After pulling the heads and cylinders for re-working ( valves, springs, guides, seats) the parts will be delivered in a day or so. It's a 1988 R100 RS with 99,000 miles.

Got a new set of rings and it was suggested to me that I rough up the cylinder bores with a ball hone before installing the new rings on the pistons. There is information on Snowbum's page regarding Nikasil cylinder honing. It seemed that Snowbum advocates using Scotchbrite pad with soapy water. Is that what he suggests. He seems to NOT advocate for using a ball hone. However, Snowbum does give space to Tom Cutter's remark that cylinders SHOULD be honed.

Yes or no, hone at 99,000 miles on the original cylinders before installing new rings?
If not, any suggested alternatives?

BTW, I was fortunate to be able to move back to Colorado a few months ago. I mention this as I cannot find either the Clymer or the Haynes manuals. With these, I may have answered certain basic questions.

Thanks,
Rick
 
Tough call...Tom Cutter of course does many engines a year. I'd be afraid of getting too aggressive with a hone and taking the plated surface off of the walls. Snowbum's way is probably less aggressive and should work fine. If it doesn't, then you have the opportunity to come back and use the ball hone. Honing does take a special material hone.

I have notes from Ted Porter who agrees with both Snowbum and Tom. Ted says to first thoroughly clean with hot soapy water. Then use the aluminum oxide 240 grit hone. The purpose of the hone is to deglaze, not to cut the grooves.
 
It would seem that Snowbum's approach - Scothbrite + hot soapy H2O is a far gentler approach that using a 240 grit ball hone.

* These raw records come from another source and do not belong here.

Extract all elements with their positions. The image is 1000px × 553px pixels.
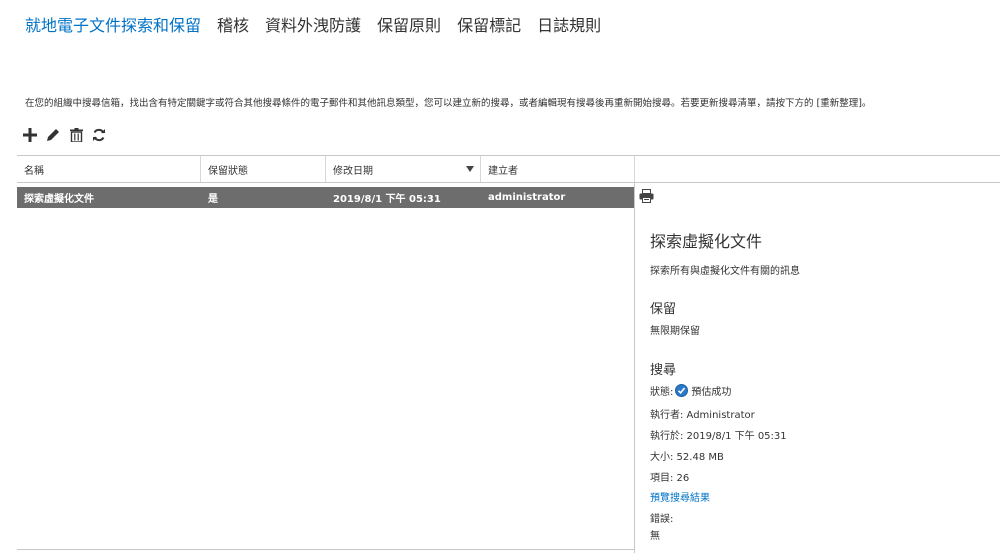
new-button[interactable]: [19, 124, 41, 146]
cell-modified-date: 2019/8/1 下午 05:31: [333, 194, 441, 205]
column-header-created-by[interactable]: 建立者: [481, 156, 635, 182]
column-header-modified-date[interactable]: 修改日期: [326, 156, 481, 182]
delete-button[interactable]: [65, 124, 87, 146]
grid-header: 名稱 保留狀態 修改日期 建立者: [17, 155, 1000, 183]
grid-bottom-border: [17, 549, 635, 550]
status-label: 狀態:: [650, 387, 674, 398]
column-header-spacer: [635, 156, 1000, 182]
detail-title: 探索虛擬化文件: [650, 232, 763, 251]
top-nav: 就地電子文件探索和保留 稽核 資料外洩防護 保留原則 保留標記 日誌規則: [25, 12, 617, 36]
errors-value: 無: [650, 531, 660, 542]
column-header-hold-status[interactable]: 保留狀態: [201, 156, 326, 182]
hold-heading: 保留: [650, 302, 677, 317]
tab-dlp[interactable]: 資料外洩防護: [265, 12, 361, 36]
search-heading: 搜尋: [650, 363, 677, 378]
status-line: 狀態: 預估成功: [650, 383, 731, 398]
tab-retention-policies[interactable]: 保留原則: [377, 12, 441, 36]
edit-button[interactable]: [42, 124, 64, 146]
cell-created-by: administrator: [488, 192, 566, 203]
cell-name: 探索虛擬化文件: [24, 194, 94, 205]
table-row[interactable]: 探索虛擬化文件 是 2019/8/1 下午 05:31 administrato…: [17, 187, 635, 208]
checkmark-icon: [675, 384, 689, 397]
preview-results-link[interactable]: 預覽搜尋結果: [650, 489, 710, 504]
result-size: 大小: 52.48 MB: [650, 452, 724, 463]
print-button[interactable]: [639, 188, 654, 207]
status-value: 預估成功: [691, 387, 732, 398]
refresh-icon: [93, 128, 105, 142]
column-header-modified-label: 修改日期: [333, 165, 373, 177]
pane-divider: [634, 183, 635, 553]
refresh-button[interactable]: [88, 124, 110, 146]
tab-auditing[interactable]: 稽核: [217, 12, 249, 36]
hold-value: 無限期保留: [650, 326, 700, 337]
tab-journal-rules[interactable]: 日誌規則: [537, 12, 601, 36]
plus-icon: [23, 128, 37, 142]
pencil-icon: [47, 129, 59, 141]
intro-text: 在您的組織中搜尋信箱，找出含有特定關鍵字或符合其他搜尋條件的電子郵件和其他訊息類…: [25, 98, 872, 109]
run-at: 執行於: 2019/8/1 下午 05:31: [650, 431, 787, 442]
printer-icon: [639, 189, 654, 203]
cell-hold-status: 是: [208, 194, 218, 205]
toolbar: [19, 124, 111, 146]
tab-ediscovery-hold[interactable]: 就地電子文件探索和保留: [25, 12, 201, 36]
detail-description: 探索所有與虛擬化文件有關的訊息: [650, 266, 800, 277]
tab-retention-tags[interactable]: 保留標記: [457, 12, 521, 36]
run-by: 執行者: Administrator: [650, 410, 755, 421]
errors-label: 錯誤:: [650, 514, 674, 525]
result-items: 項目: 26: [650, 473, 690, 484]
column-header-name[interactable]: 名稱: [17, 156, 201, 182]
sort-descending-icon: [466, 166, 474, 172]
trash-icon: [69, 128, 83, 142]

Because the approaches are so different, the end result must be different, as well. One uses a stronger abrasive while the other - Scotchbrite, seems gentler. Can anyone comment to the type of Scotchbrite Snowbum mentions? I assume he's using something harsher that a household kitchen sponge, correct? Or is he suggesting using the green one?
 
He says "3M green industrial pads"...I googled that and got the usual stuff. In my notes from the Airmail email list he mentions to use the no-carbide 3M pads. My notes says that he's listed various pads on the website, but I can't find anything other than the above. I dug a bit deeper where Snowbum wanted to know what was the grit in the pads. 3M engineers said the green pads have aluminum oxide particles...no silicon carbide. The white pads have to particles at all and it's just the plastic for scrubbing.
 
In the belief that more prudent is better I will try 3M green pads with soapy H2O to see what that does. If the rings don’t seat, I can take more aggressive measures. I’ll put it all together on the Fourth and report back.
 
I've rebuilt many Porsche 911 engines with nickasil cylinders. As long as the plating was not damaged I'd clean them up with 600 wet and dry and solvent. The pistons were generally reusable. I'd replace the rings with just a touch of oil and it would be good for another 100,000. The plating can get alittle thin right at the top of the cylinder where the rings change direction.